April 2, 2005
We’ve been trying to buy a house recently, and have come across the concept of agents double-ending a deal: being both the seller’s agent and the buyer’s agent. That’s legal in California but considered unethical, because it’s a conflict of interest.
I don’t think the phrase conflict of interest applies here. That’s normally used when your interests conflict with, say, your company’s. Maybe you’re in charge of choosing an accounting firm and one of the options is the firm your wife owns.
I would prefer the term conflict of goals. That certainly applies to lawyers. The goal of the plaintiff’s lawyer is to have the plaintiff win, and the goal of the defendant’s lawyer is to have the defendant win. Since only one of those is possible, it doesn’t work to use the same lawyer for both.

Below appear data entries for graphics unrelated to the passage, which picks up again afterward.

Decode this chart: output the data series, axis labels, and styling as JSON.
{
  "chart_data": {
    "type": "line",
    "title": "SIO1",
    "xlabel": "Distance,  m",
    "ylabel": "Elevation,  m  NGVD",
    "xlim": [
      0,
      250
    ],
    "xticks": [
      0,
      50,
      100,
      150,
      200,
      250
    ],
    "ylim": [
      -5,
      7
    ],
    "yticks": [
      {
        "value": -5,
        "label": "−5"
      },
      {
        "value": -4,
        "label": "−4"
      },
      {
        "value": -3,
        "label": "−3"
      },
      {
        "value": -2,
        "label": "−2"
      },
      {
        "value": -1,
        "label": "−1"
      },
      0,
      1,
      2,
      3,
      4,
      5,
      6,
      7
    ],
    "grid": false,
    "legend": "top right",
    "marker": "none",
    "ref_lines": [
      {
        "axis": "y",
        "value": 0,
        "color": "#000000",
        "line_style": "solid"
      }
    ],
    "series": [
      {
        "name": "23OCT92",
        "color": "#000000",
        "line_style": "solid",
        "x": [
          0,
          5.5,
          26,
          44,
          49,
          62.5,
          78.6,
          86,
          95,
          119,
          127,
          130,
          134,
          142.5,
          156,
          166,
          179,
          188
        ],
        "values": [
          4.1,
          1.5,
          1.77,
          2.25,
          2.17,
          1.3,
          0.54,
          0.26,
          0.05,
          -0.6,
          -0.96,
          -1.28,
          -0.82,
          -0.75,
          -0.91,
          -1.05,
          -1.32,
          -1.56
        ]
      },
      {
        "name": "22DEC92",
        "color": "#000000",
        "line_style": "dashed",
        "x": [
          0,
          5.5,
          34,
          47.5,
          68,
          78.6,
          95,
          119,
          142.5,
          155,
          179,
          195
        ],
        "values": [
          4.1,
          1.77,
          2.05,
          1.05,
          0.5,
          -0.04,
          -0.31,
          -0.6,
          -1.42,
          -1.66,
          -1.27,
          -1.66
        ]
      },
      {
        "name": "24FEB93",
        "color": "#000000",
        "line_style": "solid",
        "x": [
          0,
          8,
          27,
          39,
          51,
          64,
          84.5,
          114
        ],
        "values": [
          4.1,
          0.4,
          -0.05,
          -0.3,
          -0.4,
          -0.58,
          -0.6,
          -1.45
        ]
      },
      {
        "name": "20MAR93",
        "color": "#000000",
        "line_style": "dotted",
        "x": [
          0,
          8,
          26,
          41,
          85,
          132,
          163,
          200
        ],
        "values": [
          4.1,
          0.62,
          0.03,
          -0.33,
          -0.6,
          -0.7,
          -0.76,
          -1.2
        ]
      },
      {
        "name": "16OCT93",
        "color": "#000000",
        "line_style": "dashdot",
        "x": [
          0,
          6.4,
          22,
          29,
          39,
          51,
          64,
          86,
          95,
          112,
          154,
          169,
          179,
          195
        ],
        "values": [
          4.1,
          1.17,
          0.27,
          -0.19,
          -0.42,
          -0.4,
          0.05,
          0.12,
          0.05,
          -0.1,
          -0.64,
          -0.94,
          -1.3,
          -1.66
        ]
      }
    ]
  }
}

Let’s look at the goals involved in bidding for a house. First, the goals of the seller: firstly to have the house sell at all, secondly to have it sell for as much as possible, and thirdly to have it sell soon. The goals of the seller’s agent are identical, since the agent only makes the commission if the house sells, makes the most commission if the house sells for the most money, and they can move on to the next house only when this house sells, so they want it sold soon. (Maybe they would switch goals 2 and 3, preferring to have it sell sooner at a lower price, since they only suffer 3% of the lost sale price.)
The goals of the buyer’s agent are identical to those of the seller’s agent: have their client actually be the one who purchases the house (requiring a very high bid), have the house sell for the most money (to make the highest commission), and have their client buy a house sooner rather than later (meaning bid more right away). The only person with different goals is the buyer, who wants to spend little as possible (e.g., not pay $50k more than necessary).
So there’s really no conflict of goals between the seller’s agent and the buyer’s agent, and they may as well be the same person. In fact, the combined agent will have extra incentive to sell to their own client, since they will make double the commission, so they may even lower the commission to 5% if the seller agrees to accept their client’s bid. The seller wins (he pays a lower commission), the agent wins (he gets 5% instead of 3%), and the buyer wins (he gets the house). The other buyers lose, but it’s their fault for not hiring the seller’s agent first.
There’s another advantage to hiring the seller’s agent: there’s no fooling yourself about whose side he’s on. Buyers often believe that their agent is somehow on their side; that their agent’s goals are the same as their own. But the buyer’s agent is actually on the side of the seller, and hiring a single agent makes that perfectly clear.
Jennifer raises the objection that the double-ending agent will be tempted to lie. For example, if their client’s bid is $750k, and that’s the highest they can afford, and a competing bid comes in for $760k, the agent could silently drop that bid into the trash. No one involved would know, and the agent would be $15k richer. (The seller would be $2k poorer.) Would an agent break the law for $15k? Sure. The loser in that case is the seller, so it’s up to him to make sure he’s there when all bids are submitted.
(There may be other problems I don’t know about. For example, what happens if there’s a genuine disagreement during the escrow process? Whose side would the agent take? Probably the seller’s, so the buyer takes a risk in doing this.)
So far we have our own buyer’s agent, but we keep getting advice to drop our agent and just hire whatever agent is selling the house we’re interested in. I don’t know if we’ll have the guts to do this. Maybe we need to lose a few more bids first. But the analysis is interesting anyway.